If you were to paint this moment as, say, one of his favorite artists, Francis Picabia, has painted the picture behind him, you'd begin with Reginald Lewis' brow; a brow so furrowed it creates a crease clear across the bridge of his nose and gives the impression he's either constantly frowning or concentrating. Then you'd fill in the eyes -- dark, deep-set, penetrating eyes. Finally you'd finish it off by putting a favorite Monte Cristo cigar in his hand (although he refuses to be photographed with one now) and showing a glimpse of the white silk pocket scarf peeking out from his navy jacket.
And when all is said and done, you'd title the work "King of the Hill." If the name fits -- and in this case it does -- then multimillionaire Reg Lewis should wear it.
As the head of the largest black-owned firm in the country, he's regarded by many as America's most influential black businessman. He moves in heady circles, counting New York City Mayor David Dinkins, Jesse Jackson and Virginia Gov. L. Douglas Wilder among his close friends. Since 1988, he's donated $4 million to charity through a namesake philanthropic foundation, and what he's kept for himself reportedly exceeds $100 million.

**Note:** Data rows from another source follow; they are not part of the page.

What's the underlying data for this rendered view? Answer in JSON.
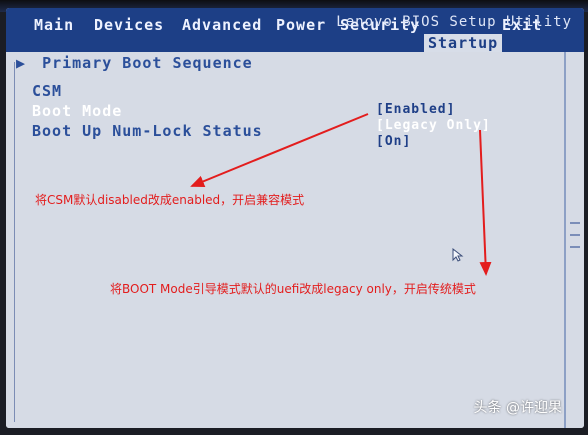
{
  "bios": {
    "title": "Lenovo BIOS Setup Utility",
    "menu": [
      "Main",
      "Devices",
      "Advanced",
      "Power",
      "Security",
      "Startup",
      "Exit"
    ],
    "active_menu": "Startup",
    "section_title": "Primary Boot Sequence",
    "rows": [
      {
        "label": "CSM",
        "value": "[Enabled]",
        "selected": false
      },
      {
        "label": "Boot Mode",
        "value": "[Legacy Only]",
        "selected": true
      },
      {
        "label": "Boot Up Num-Lock Status",
        "value": "[On]",
        "selected": false
      }
    ]
  },
  "annotations": {
    "note_csm": "将CSM默认disabled改成enabled，开启兼容模式",
    "note_boot_mode": "将BOOT Mode引导模式默认的uefi改成legacy only，开启传统模式"
  },
  "watermark": "头条 @许迎果",
  "colors": {
    "bios_blue": "#1d3f86",
    "bios_bg": "#d7dde8",
    "annotation_red": "#e31d1d",
    "selected_text": "#ffffff"
  }
}
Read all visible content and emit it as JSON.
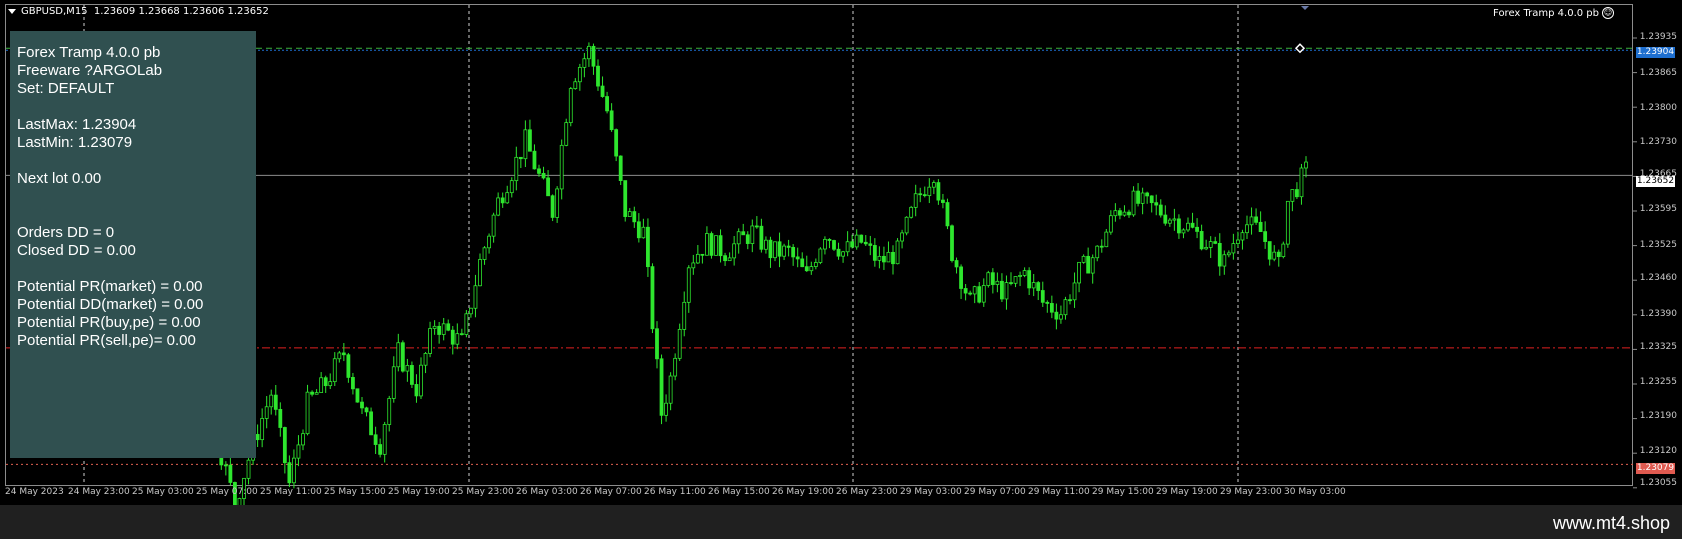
{
  "header": {
    "symbol": "GBPUSD,M15",
    "ohlc": "1.23609 1.23668 1.23606 1.23652",
    "ea_name": "Forex Tramp 4.0.0 pb"
  },
  "panel": {
    "title": "Forex Tramp 4.0.0 pb",
    "vendor": "Freeware ?ARGOLab",
    "set": "Set: DEFAULT",
    "last_max": "LastMax: 1.23904",
    "last_min": "LastMin: 1.23079",
    "next_lot": "Next lot 0.00",
    "orders_dd": "Orders DD = 0",
    "closed_dd": "Closed DD = 0.00",
    "pot_pr_market": "Potential PR(market) = 0.00",
    "pot_dd_market": "Potential DD(market) = 0.00",
    "pot_pr_buy": "Potential PR(buy,pe) = 0.00",
    "pot_pr_sell": "Potential PR(sell,pe)= 0.00"
  },
  "price_axis": [
    "1.23935",
    "1.23865",
    "1.23800",
    "1.23730",
    "1.23665",
    "1.23595",
    "1.23525",
    "1.23460",
    "1.23390",
    "1.23325",
    "1.23255",
    "1.23190",
    "1.23120",
    "1.23055"
  ],
  "price_tags": {
    "max": "1.23904",
    "current": "1.23652",
    "min": "1.23079"
  },
  "time_axis": [
    "24 May 2023",
    "24 May 23:00",
    "25 May 03:00",
    "25 May 07:00",
    "25 May 11:00",
    "25 May 15:00",
    "25 May 19:00",
    "25 May 23:00",
    "26 May 03:00",
    "26 May 07:00",
    "26 May 11:00",
    "26 May 15:00",
    "26 May 19:00",
    "26 May 23:00",
    "29 May 03:00",
    "29 May 07:00",
    "29 May 11:00",
    "29 May 15:00",
    "29 May 19:00",
    "29 May 23:00",
    "30 May 03:00"
  ],
  "chart_data": {
    "type": "candlestick",
    "symbol": "GBPUSD",
    "timeframe": "M15",
    "ylim": [
      1.2304,
      1.2396
    ],
    "levels": {
      "last_max": 1.23904,
      "last_min": 1.23079,
      "current": 1.23652,
      "sell_level": 1.2331
    },
    "close_path": [
      [
        0,
        1.236
      ],
      [
        4,
        1.2366
      ],
      [
        6,
        1.2378
      ],
      [
        8,
        1.2372
      ],
      [
        10,
        1.236
      ],
      [
        12,
        1.2356
      ],
      [
        13,
        1.2374
      ],
      [
        15,
        1.2358
      ],
      [
        17,
        1.2342
      ],
      [
        20,
        1.2325
      ],
      [
        22,
        1.232
      ],
      [
        25,
        1.23
      ],
      [
        27,
        1.2312
      ],
      [
        29,
        1.2322
      ],
      [
        31,
        1.2304
      ],
      [
        33,
        1.232
      ],
      [
        35,
        1.2324
      ],
      [
        37,
        1.233
      ],
      [
        39,
        1.2318
      ],
      [
        41,
        1.2312
      ],
      [
        43,
        1.233
      ],
      [
        45,
        1.2323
      ],
      [
        47,
        1.2336
      ],
      [
        50,
        1.2332
      ],
      [
        52,
        1.2348
      ],
      [
        54,
        1.236
      ],
      [
        57,
        1.2372
      ],
      [
        60,
        1.2358
      ],
      [
        62,
        1.2384
      ],
      [
        64,
        1.239
      ],
      [
        66,
        1.2378
      ],
      [
        68,
        1.2358
      ],
      [
        70,
        1.2354
      ],
      [
        72,
        1.2318
      ],
      [
        73,
        1.2325
      ],
      [
        75,
        1.2348
      ],
      [
        77,
        1.2352
      ],
      [
        79,
        1.235
      ],
      [
        82,
        1.2354
      ],
      [
        84,
        1.235
      ],
      [
        86,
        1.235
      ],
      [
        88,
        1.2345
      ],
      [
        90,
        1.2354
      ],
      [
        92,
        1.235
      ],
      [
        94,
        1.2352
      ],
      [
        96,
        1.2348
      ],
      [
        98,
        1.235
      ],
      [
        100,
        1.236
      ],
      [
        102,
        1.2366
      ],
      [
        104,
        1.235
      ],
      [
        106,
        1.234
      ],
      [
        108,
        1.2344
      ],
      [
        110,
        1.2342
      ],
      [
        112,
        1.2346
      ],
      [
        114,
        1.234
      ],
      [
        116,
        1.2338
      ],
      [
        118,
        1.2346
      ],
      [
        120,
        1.235
      ],
      [
        122,
        1.2358
      ],
      [
        124,
        1.236
      ],
      [
        126,
        1.2359
      ],
      [
        128,
        1.2357
      ],
      [
        130,
        1.2355
      ],
      [
        132,
        1.2352
      ],
      [
        134,
        1.2348
      ],
      [
        136,
        1.2356
      ],
      [
        138,
        1.2354
      ],
      [
        140,
        1.2347
      ],
      [
        141,
        1.236
      ],
      [
        143,
        1.2366
      ]
    ]
  }
}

"He's top of the line, the best," says Mayor Dinkins. "He demonstrates what can be done with intelligence and ingenuity and perseverance. . . . He has the capacity to have faith in his own judgment and convictions. That's tremendously important. For him, the sky's the limit."
Not bad for a working-class kid from West Baltimore whose first job was delivering the Afro-American for $15 a week.
Not bad, you could say, is a vast understatement.
"He's probably the most important African-American success story in America," says longtime friend Mathias J. DeVito, chairman, president and chief executive officer of the Rouse Co. "Here's a guy from the U.S., from a modest environment, and now he's on the world stage. That's very impressive."
But despite his accomplishments, Mr. Lewis has been reticent to discuss his life publicly -- either professional or personal -- opting instead to let his actions speak for him.
The baby pictures behind his desk are about as close as you get to knowing his family. For security reasons, he hesitates to talk about his wife of 20 years, Loida, whom he met in New York through a law school friend; or his daughters Christina, 11, and Leslie, 18. (Leslie recently was named to the board of his charitable foundation.)
"It's important to have the ability to focus on one's work with as few distractions as possible," says the 48-year-old Mr. Lewis. "I focus on setting challenging goals and achieving them. The emphasis is really on success . . . so I prefer to have the achievement set the example."
Achievements like the 1984 leveraged buyout of McCall Pattern Co. Within three years, what he'd bought for $1 million in equity he sold for more than $60 million. That however, proved to be small change, merely a prelude to his 1987 coup -- a $985 million leveraged buyout of the Beatrice Co.'s international divisions, the largest of its kind at the time.
"He knows how to play in the big leagues," says Leonard `D Teitelbaum, first vice president of Merrill Lynch in New York. "He stands absolutely between the prudent risk-taker and the risk-avoider."